August 29, 2011

What do Google, Open Source Software and Digital Literacies have in Common?

Categories: Digital Citizenship, Digital Learning
graphic of many words describing Digital information

Eric Schmidt, Chairman of Google, hit the headlines recently with an attack on the ICT (Information and Communications Technology) curriculum in UK schools. It “focuses on teaching how to use software,” he said to the audience gathered for the MacTaggart Lecture at the Edinburgh International Television Festival, “but gives no insight into how it’s made.” According to Schmidt that equates to “just throwing away your great computing heritage.”

The link to the BBC News article containing Schmidt’s comments quickly did the rounds in the educational technology and elearning social media circles of which I am part. The irony is that many of those who teach ICT have been calling for what Schmidt wants for years. They are tired of teaching what is, effectively, a course in Microsoft Office and other administratively-focused skills and want to allow students to use ICT creatively. These teachers are, however, hamstrung by pressures on their time, not least through the UK government’s axing of Becta and introduction of the reactionary English Baccalaureate.

Despite this, there have been moves to introduce a more creative and critical element into ICT. Open Source Schools, which I was involved in when I was still teaching History and ICT and it was still Becta-funded, is a community dedicated to the use of Open Source Software in UK schools. Miles Berry, Senior Lecturer at Roehampton University and one of the mainstays of the community, provides a useful overview on the liberating nature of using Open Source Software in schools in this presentation at BETT 2009.

Using Open Source Software merely to replace Microsoft Office with a free and open alternative, however, would be to miss the point. One of the ‘four freedoms’ Miles mentions in his presentation is the freedom to go beyond the software and improve the program. This is possible due to a central principle to Open Source Software being access to a program’s source code. Although there has been some criticism as to the speed at which they do so, Google is a big supporter of Open Source projects and provide access to the source code of their Android mobile operating system. Indeed, they have recently provided funding for a Center of Mobile Learning at MIT which will ensure development of Google App Inventor.

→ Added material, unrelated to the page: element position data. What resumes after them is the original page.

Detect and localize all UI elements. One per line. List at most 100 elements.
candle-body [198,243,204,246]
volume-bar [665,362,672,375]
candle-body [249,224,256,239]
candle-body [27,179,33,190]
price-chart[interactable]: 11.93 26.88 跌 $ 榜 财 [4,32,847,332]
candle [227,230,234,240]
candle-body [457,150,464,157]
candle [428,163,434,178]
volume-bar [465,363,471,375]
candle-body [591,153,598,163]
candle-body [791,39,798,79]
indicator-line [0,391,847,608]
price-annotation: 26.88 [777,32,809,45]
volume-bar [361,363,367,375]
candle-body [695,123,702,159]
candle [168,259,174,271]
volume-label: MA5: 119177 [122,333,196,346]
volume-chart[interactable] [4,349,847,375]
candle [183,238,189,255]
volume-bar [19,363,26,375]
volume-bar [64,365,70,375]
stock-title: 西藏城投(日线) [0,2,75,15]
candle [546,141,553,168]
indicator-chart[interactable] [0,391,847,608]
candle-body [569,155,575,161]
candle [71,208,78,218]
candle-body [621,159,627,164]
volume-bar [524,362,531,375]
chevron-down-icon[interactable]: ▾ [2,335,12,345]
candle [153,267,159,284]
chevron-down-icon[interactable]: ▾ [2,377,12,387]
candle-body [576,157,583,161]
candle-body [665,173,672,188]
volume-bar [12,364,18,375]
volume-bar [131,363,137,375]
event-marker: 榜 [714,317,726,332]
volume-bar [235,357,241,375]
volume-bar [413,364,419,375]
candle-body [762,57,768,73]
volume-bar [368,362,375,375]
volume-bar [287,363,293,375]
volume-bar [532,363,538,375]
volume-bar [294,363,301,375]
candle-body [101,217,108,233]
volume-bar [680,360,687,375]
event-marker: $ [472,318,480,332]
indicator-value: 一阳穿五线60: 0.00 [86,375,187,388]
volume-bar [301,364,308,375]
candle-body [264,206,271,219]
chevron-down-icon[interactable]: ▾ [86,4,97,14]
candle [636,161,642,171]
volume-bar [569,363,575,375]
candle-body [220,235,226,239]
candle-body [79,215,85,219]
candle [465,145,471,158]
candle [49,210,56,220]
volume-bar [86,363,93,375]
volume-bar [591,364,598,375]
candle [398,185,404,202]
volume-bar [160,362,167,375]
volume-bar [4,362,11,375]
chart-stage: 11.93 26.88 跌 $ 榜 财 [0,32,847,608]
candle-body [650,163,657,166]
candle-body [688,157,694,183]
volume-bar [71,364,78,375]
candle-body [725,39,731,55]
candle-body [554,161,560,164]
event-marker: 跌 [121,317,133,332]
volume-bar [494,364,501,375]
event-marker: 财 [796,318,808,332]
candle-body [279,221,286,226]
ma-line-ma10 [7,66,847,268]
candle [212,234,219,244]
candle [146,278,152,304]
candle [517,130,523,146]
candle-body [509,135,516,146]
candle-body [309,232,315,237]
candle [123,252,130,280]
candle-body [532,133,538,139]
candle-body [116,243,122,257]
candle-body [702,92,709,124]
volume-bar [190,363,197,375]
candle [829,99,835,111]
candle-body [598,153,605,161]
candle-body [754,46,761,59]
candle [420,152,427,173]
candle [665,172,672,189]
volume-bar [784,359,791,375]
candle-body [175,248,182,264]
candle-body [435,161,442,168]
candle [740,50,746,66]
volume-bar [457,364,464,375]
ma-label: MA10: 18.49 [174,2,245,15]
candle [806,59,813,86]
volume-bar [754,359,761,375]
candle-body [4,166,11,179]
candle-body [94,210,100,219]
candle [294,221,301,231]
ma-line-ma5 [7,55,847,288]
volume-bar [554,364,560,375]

Openness is a ‘Habit of Mind’

But I would want to go even further than seeing Open Source Software in schools. I believe openness is a property that should extend to academic and educational practice, not just the software that we use. Over the past few years I have made available online my doctoral thesis on the subject of Digital and New Literacies – as I have written it. Far from being plagiarized and it causing problems with my university (as the naysayers predicted) it has been a fantastic experience, with me gaining feedback from a much wider circle than I than I could have hoped for. Whilst I was teaching History I had my students do likewise: they blogged weekly about what they had learned with their writing readable by the world. When a descendant of a Native American commented on one of my student’s blogs, thanking him for his thoughtful and balanced consideration of his ancestors, that student came bouncing into the classroom the next day. You simply cannot buy experiences like that. Open is an attitude we should be encouraging and extolling in our educational institutions.

An open attitude in the digital realm is, I believe, the result of training in a number of digital literacies. In my thesis I have come up with what I consider, based on my research, to be the ‘essential elements’ of digital literacies. These, I believe, constitute the building blocks of what we should be teaching in schools:

Cultural
Cognitive
Constructive
Communicative
Confident
Creative
Critical
Civic

Focusing on these essential elements of digital literacies and the principles we wish to instil in young people is, I believe, a better way to teach IT than a narrow focus on procedural software skills. For more on the essential elements of digital literacies, see this Slideshare presentation:

Teaching ICT in a top-down and administratively-focused manner is to miss the point of how to equip our students for the digital world they inhabit. We need to be focusing on principles, these eight elements of digital literacies, and the habits of mind which will enable them to flourish in an uncertain and unknowable future.
So what have Google, Open Source Software, and Digital Literacies got in common? I would argue it is a focus on openness. And, as an educator, parent and taxpayer that is what I want for my children and for my country. Schmidt had it partly right; we do need to focus on more than surface knowledge and both ‘reading’ and ‘writing’ in the digital world. But doing so, I would argue, involves several digital literacies that we would do well to explore in an emergent, contextual and, ultimately, creative way.
Banner image credit: Image CC BY dougbelshaw
Full disclosure: Doug Belshaw was a Lead Learner at Google Teacher Academy, London and is a Google Certified Teacher and Google Apps for Education Certified Individual. He still thinks getting rid of Google Wonder Wheel and Google Squared sucks, though, and is a fan of the search engine DuckDuckGo.